I want them to be like some of the self-confident, self-assured men who I challenged many years ago in those bleaker moments of rage and self-loathing as a drunken 20-something, and know that they can defuse, de-escalate and walk away as the more righteous humans of the moment. Not because they fear they’re weak, or that others will think so, but because they’ve established their senses of strong, of what strong is, and know that walking away works when you don’t do it from a place of fear, misguided ego and self-disgust.
And while my sons are still kids, I want them to know that they won’t get in trouble with me as they figure out those truths and boundaries for themselves.
When Little had Big in a headlock in that 2 ½-foot by 4-foot fighting ring at the top of the steps to our garage, I told Big, my sensitive, sweet first born son, “Defend yourself. Hit him.”
Because look, I knew Little could take it. But I wasn’t sure Big had the belief in himself to give it.
I was right. And I was wrong.
With his head locked in Little’s elbow and his upper body bent at a disadvantageous angle, Big let a left hook rip the air. His knuckles landed as squarely against Little’s right cheek as any boxer could hope for, even with a proper view of the target.
And with that one swing, the fight ended.
The three of us went into the living room, both of them crying, not because of the physical altercation so much as the emotional release of it all. It was then that I asked them to tell me what it was about. I don’t even remember what they said now. Typical unmemorable sibling conflict, I’m certain.
But what I absolutely remember was what came after we squared away the feelings of the misunderstanding that had escalated: There was frantic, giddy post-fight analysis.
Tears turned to smiles. Adrenaline fueled the banter about how exhilarating the experience was. “Exhilarating.” That was my then-9 year old’s description for it. He was so stoked that he’d “finally” been punched in the face. “That’s no big deal! That doesn’t hurt!” He was thrilled. He learned that it didn’t hurt in the way someone who has never taken a punch presumes it will.
And my then 11-year-old, he was so excited that he’d found that spark and confidence in himself to feel what it was like to give a punch, because he’s taken many, many from his little brother. He started talking about finding a boxing gym so he could practice. And so he could ride this high of confidence.
There was joy and there was laughter in the wake of the fight. Both boys felt good about themselves. Both boys got what they needed from it. They celebrated it together.
And while my approach as the parent involved there might be viewed as unconventional by others, or worse, I don’t know, I couldn’t have felt better about my sons’ shared experience either.
It’s not the last time they’ve squabbled or thrown hands. I mean, we took them ice skating recently and, at one point, my wife and I look across the ice and they’re throwing punches at each other while holding onto the railing with their other hands. Like they’re damn hockey players, or something.

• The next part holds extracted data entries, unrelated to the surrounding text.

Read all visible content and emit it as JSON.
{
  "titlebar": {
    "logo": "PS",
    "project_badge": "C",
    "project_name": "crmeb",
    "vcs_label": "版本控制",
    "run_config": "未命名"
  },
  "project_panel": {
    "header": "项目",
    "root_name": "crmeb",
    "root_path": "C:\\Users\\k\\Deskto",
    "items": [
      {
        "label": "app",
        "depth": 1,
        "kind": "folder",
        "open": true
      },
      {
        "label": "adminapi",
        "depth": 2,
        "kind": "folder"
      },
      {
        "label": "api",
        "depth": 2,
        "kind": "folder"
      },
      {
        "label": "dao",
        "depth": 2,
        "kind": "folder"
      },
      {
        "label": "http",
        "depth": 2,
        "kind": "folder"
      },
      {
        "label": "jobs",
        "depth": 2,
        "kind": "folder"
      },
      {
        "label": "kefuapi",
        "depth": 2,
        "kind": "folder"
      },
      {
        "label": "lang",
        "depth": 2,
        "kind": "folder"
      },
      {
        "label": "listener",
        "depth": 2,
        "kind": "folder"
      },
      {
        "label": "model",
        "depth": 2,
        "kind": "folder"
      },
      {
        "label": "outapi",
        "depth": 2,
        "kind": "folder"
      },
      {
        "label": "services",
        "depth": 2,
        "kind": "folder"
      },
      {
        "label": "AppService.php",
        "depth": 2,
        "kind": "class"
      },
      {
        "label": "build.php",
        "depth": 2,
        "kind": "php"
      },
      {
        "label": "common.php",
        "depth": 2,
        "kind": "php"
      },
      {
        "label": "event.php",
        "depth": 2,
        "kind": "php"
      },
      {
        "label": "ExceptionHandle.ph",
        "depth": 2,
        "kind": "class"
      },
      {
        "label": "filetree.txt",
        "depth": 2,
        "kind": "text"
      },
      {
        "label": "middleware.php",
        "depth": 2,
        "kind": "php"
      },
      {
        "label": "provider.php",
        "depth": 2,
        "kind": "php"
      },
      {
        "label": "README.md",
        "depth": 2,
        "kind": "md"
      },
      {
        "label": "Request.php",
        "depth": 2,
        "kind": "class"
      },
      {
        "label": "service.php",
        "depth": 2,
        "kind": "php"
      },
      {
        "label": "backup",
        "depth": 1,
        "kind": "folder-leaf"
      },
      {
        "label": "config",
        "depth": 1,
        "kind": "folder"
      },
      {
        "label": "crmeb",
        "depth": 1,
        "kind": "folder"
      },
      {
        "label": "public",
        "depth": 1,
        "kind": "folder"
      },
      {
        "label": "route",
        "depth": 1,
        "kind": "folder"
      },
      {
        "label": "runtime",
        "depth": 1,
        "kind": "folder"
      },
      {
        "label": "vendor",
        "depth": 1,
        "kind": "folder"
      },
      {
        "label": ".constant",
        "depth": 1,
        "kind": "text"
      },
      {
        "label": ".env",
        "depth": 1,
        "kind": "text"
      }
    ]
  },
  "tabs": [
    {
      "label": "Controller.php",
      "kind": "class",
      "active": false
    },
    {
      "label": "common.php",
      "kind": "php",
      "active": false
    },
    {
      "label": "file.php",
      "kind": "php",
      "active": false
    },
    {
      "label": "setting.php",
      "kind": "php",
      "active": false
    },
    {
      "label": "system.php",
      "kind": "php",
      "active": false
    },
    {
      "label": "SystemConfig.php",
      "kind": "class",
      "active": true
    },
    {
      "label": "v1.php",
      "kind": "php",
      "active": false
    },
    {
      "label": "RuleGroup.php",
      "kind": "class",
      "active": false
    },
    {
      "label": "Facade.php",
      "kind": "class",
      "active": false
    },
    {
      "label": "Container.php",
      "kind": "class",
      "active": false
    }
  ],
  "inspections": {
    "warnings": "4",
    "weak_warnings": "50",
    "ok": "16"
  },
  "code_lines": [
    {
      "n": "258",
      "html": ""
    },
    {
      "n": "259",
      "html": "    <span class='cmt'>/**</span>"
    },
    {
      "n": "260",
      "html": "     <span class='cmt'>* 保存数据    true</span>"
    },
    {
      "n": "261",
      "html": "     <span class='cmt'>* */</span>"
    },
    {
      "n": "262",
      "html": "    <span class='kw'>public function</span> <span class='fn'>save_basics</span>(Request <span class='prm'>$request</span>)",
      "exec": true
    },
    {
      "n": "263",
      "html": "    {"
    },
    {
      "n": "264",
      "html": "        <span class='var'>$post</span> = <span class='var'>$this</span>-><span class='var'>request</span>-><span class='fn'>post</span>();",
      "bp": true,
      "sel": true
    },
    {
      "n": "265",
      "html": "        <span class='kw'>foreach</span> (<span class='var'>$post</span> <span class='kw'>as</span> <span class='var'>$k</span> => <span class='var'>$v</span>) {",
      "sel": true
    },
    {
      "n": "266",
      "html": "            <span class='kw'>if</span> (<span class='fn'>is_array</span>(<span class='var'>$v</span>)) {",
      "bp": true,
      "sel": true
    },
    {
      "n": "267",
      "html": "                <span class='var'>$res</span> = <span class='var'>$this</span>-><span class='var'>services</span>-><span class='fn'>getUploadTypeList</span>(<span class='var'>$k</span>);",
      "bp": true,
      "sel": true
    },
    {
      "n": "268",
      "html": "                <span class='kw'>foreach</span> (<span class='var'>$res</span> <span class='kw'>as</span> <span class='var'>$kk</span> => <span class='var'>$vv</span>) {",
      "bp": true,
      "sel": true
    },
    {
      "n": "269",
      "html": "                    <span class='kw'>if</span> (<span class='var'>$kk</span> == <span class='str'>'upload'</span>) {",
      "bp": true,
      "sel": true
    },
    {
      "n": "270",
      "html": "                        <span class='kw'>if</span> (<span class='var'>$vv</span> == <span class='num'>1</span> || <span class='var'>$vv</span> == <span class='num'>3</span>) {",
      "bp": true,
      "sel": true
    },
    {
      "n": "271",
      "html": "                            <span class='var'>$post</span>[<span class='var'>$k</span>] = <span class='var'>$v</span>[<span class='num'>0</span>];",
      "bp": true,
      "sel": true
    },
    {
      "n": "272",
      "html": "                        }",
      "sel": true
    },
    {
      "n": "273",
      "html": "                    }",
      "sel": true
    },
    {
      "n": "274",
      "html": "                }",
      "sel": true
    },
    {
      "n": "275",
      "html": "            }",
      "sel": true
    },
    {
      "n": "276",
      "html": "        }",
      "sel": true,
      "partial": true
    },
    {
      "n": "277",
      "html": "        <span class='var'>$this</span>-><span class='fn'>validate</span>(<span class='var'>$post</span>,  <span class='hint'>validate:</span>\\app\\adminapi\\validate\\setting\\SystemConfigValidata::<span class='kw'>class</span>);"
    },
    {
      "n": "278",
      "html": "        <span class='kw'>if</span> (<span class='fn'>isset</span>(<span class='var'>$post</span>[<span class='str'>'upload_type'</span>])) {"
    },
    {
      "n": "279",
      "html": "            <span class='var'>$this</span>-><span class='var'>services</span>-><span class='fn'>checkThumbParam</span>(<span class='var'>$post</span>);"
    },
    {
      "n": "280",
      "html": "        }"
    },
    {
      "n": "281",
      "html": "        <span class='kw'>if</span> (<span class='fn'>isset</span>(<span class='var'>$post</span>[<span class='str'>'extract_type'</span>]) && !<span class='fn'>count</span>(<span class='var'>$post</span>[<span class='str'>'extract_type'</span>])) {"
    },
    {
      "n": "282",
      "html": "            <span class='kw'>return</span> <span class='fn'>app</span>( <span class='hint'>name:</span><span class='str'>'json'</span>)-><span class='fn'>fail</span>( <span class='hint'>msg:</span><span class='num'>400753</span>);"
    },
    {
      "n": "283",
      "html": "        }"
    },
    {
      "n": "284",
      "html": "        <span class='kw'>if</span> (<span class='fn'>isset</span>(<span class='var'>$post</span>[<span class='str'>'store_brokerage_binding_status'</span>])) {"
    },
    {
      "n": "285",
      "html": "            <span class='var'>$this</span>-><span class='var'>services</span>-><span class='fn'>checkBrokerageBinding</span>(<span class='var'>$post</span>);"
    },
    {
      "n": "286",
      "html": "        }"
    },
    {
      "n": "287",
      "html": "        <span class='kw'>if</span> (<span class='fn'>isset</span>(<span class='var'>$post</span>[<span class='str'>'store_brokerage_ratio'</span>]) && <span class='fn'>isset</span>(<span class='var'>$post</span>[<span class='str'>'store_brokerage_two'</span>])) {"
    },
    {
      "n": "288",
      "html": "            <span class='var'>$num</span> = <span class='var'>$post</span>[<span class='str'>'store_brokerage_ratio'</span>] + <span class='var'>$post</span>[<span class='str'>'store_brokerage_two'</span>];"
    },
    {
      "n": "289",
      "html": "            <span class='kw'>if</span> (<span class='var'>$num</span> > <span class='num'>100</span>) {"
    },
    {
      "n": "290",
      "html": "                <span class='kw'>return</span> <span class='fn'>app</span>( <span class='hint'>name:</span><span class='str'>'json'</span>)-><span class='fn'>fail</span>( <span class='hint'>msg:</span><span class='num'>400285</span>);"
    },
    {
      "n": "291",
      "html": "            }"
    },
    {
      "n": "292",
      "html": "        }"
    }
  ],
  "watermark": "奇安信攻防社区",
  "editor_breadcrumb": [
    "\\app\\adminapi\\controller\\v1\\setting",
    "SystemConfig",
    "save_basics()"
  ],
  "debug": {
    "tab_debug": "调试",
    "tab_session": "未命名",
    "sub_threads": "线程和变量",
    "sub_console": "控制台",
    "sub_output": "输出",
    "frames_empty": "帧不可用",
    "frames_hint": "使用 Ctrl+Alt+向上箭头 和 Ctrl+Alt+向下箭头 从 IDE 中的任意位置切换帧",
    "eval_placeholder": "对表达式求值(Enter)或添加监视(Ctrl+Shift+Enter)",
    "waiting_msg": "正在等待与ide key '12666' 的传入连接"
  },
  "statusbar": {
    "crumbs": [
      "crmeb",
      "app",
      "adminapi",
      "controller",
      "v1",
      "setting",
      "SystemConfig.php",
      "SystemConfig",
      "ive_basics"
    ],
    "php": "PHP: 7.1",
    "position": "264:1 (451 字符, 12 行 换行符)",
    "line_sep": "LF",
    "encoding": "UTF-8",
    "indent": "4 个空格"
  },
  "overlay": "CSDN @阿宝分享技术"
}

But then I looked out in the middle of the rink, only 30 feet away from our sons’ public demonstration of brotherly love, and I saw two other young brothers swinging on each other, and then one grinding the other’s head into the ice.
And I heard a woman nearby say, “They’re always fighting.” Then she walked away and sat down.
I laughed to myself. I felt vindicated and not alone, and I felt joyful in the connection.